Goodbye Blackberry Way?

RIM’s decision to pull out of the consumer market may have taken many by surprise, but when you look at the company’s performance over the past couple of years, its really no great shock. Over that period, the dominance of iOS, and rise to prominence of Android, has been mirrored by a sharp reverse in RIM’s fortunes, slowed only by the unexpected – and, from RIM’s perspective, unplanned – obsession among teenagers with its BBM platform.

After a couple of months in office, new CEO Thorsten Heins has had enough time to take a cold, hard, dispassionate look at the company, and realised what many have been saying for a long time: it’s in a very bad place. This recognition itself should perhaps be seen as a major step forward.

After all, only a few weeks ago at Mobile World Congress, Rory O’ Neill, RIMs VP, regional marketing EMEA, told Mobile Marketing that the company was actually in rude health. 2011 was “an unbelievably good year” for the company, according to ONeill, as it drew in 20m new customers, and revenues increased 57 per cent year-on-year.

Glory days

The cold facts are these – two years ago, RIM was the undisputed smartphone leader in the US. A May 2010 mobiLens report showed RIM ahead of Apple, taking a 41.7 per cent market share. Back then, of course, Android was still a relatively minor player – the report shows it in fourth place, with a meagre 13 per cent market share.

Nine months ago, RIM revealed figures which fell short of its profit forecast, causing shares prices to drop sharply, and saw the manufacturer cutting headcount by 10 per cent. It was then that a need to “streamline operations” was first mentioned.

In the latest mobiLens report, RIM held third place, behind Apple and Android, with 15.2 per cent of market share, and continuing to fall.

Today, RIM has reported a net loss of $125m (£78m) for Q4, 2011 – compared with a profit of $934m a year earlier. Total revenue fell 19 per cent from Q3, 2011, and 25 per cent from the year before, to $4.2bn. The number of BlackBerry smartphones shipped was down 21 per cent from Q3, 2011, to 11.1 million in Q4 – less than a third the number of iPhones shipped by Apple.

The times, they are a-changing

Its not a pretty picture – but what has changed in BlackBerrys fortunes over the last two years, to get to this point?

Most obviously, the growth of Android – from that 13 per cent market share in 2010, the OS has grown to encompass 48.6 per cent of the US smartphone market – has done much to stifle RIMs position.

RIM has also struggled to keep up with wider trends – as the success of apps continues to grow, it remains a weakness of BlackBerry devices. The platform is widely considered to be more difficult to develop for than its competitors, leading to a paucity of apps – and with less users downloading them, there has been little reason for that to change.

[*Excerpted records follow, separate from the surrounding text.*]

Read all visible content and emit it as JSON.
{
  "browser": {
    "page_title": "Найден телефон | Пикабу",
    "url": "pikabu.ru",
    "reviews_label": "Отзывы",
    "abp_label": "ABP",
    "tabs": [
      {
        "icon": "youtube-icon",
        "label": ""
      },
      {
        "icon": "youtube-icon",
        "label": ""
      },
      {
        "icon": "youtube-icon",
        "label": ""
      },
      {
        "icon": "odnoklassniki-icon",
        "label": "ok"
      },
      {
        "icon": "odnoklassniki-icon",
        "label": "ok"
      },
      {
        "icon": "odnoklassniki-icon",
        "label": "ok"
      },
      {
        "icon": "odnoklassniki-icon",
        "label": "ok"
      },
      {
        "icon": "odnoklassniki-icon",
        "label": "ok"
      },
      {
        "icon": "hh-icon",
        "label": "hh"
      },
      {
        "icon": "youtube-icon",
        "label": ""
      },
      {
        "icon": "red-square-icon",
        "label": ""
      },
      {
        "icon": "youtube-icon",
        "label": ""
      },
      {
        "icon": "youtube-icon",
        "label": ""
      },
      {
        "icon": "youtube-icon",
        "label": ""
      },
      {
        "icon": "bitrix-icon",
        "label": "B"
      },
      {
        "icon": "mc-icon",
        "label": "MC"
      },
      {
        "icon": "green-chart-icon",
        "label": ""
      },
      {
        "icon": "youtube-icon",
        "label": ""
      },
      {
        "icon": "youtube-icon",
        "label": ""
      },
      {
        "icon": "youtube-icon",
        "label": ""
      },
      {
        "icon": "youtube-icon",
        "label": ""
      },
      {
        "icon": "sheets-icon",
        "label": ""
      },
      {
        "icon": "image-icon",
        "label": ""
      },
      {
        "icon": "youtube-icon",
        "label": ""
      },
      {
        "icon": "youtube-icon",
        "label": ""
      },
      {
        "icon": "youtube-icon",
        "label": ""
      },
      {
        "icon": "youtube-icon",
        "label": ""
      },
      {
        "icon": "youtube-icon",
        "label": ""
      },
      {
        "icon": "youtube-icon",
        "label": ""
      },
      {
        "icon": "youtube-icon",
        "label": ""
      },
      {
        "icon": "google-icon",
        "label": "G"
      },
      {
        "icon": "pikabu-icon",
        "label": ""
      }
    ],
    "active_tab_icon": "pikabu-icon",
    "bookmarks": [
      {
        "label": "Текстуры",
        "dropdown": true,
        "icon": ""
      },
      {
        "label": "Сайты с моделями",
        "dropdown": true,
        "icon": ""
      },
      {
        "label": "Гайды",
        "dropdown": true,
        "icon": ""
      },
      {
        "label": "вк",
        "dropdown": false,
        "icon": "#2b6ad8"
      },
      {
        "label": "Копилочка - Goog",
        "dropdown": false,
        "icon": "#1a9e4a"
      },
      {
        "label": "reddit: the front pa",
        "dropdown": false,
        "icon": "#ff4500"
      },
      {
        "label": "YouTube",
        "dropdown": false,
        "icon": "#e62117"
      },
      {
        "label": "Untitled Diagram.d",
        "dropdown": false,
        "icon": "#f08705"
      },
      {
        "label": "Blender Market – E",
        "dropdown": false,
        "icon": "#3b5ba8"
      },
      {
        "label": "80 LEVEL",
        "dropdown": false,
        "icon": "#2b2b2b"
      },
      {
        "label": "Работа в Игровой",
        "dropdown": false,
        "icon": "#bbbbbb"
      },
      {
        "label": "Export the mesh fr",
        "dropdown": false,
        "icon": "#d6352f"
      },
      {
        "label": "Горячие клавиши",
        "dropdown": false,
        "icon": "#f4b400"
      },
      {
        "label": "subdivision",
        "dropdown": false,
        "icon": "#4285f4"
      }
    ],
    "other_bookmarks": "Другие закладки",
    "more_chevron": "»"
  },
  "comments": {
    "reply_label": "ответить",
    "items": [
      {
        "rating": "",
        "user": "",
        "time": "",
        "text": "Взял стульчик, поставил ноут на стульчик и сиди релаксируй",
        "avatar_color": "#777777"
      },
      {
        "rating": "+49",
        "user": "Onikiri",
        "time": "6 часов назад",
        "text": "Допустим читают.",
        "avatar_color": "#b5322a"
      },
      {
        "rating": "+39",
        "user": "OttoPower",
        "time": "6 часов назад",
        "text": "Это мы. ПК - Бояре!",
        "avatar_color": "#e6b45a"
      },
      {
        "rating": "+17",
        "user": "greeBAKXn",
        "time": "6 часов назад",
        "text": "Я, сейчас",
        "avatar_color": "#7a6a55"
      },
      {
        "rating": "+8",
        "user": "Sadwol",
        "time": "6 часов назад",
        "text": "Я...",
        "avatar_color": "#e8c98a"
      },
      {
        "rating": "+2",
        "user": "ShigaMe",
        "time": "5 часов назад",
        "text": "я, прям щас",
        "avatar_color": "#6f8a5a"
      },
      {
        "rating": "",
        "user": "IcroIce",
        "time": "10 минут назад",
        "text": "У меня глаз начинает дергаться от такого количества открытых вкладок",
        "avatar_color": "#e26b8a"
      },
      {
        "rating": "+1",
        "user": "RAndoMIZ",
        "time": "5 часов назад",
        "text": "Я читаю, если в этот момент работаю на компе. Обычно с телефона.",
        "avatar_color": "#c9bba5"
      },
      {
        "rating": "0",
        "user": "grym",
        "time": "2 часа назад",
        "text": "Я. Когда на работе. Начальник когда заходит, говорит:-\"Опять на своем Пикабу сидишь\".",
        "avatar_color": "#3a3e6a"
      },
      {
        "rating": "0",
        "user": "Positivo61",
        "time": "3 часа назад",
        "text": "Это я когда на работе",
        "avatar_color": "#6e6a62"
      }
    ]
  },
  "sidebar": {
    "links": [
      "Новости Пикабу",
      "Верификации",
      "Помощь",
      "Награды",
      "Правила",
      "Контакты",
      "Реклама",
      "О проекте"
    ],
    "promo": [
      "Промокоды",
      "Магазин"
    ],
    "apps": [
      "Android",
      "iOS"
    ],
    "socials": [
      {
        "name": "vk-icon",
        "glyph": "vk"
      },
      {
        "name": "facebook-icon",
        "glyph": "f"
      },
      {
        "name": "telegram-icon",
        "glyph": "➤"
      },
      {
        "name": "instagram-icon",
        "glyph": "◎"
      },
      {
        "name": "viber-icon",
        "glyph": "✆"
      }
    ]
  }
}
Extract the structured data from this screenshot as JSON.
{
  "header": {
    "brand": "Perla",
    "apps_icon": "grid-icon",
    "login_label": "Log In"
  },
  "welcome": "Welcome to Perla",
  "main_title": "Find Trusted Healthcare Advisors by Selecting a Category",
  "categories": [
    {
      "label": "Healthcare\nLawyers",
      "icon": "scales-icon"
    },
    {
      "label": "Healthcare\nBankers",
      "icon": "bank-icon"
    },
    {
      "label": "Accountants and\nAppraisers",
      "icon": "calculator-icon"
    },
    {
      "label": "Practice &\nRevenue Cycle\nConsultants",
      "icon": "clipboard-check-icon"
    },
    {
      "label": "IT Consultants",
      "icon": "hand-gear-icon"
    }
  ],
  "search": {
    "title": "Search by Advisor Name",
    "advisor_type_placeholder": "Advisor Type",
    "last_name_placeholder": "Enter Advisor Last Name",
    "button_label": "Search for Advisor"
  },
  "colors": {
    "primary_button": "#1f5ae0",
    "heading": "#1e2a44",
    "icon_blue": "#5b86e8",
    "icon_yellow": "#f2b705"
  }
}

And BBM – long considered RIMs USP and what attracted that teenage market – has been joined by a range of over-the-top apps, including WhatsApp, which serve the same purpose across platforms.

Perhaps the final nail in the coffin was the three day outage BlackBerry suffered in October 2011, and RIMs consumer-infuriating response, which saw its remaining cachet with the public fall catastrophically.

Victor Basta, director of technology consultancy Magister Advisors, agrees that the company has fell behind the times. “The real issue is fundamentally strategic,” says Basta. “Why should RIM exist when all other smartphone makers are developing better products faster? RIM spends billions on R&D, but  consistently delivers me-too products, and is outpaced in a market that demands innovation. RIM has already lost the consumer battle and its main asset is its enterprise customer base, so retrenching to a corporate-only focus makes sense.”

What next?

But will this move really save RIM? BlackBerry was traditionally been seen a businessmans toy, but iOS and Android smartphones – and the iPad especially – have moved into that space with equal success. Meanwhile, RIM is moving away from the teenage market, cutting off a pocket money stream of revenue which might have helped slow its descent over the last year, and which it has recently targeted with BBM Music. Perhaps that isnt the point, however. “Our CEO has gone public to say there will be no change in ownership”, ONeill told us at MWC – a claim that, though made in good faith, now looks somewhat dubious, as CEO Thorsten Heins has stated that the company is open to a buy-out. Speculation has started to build that this is the logical way forward for RIM – and that this move might be a way of redressing the company to make it more attractive to enterprise mobility companies such as SAP and Sybase.

At this stage of proceedings, you have to say that the quicker a sale can be achieved, the better it looks for RIM’s shareholders, because with each passing day, the long-term prognosis for the firm only looks bleaker.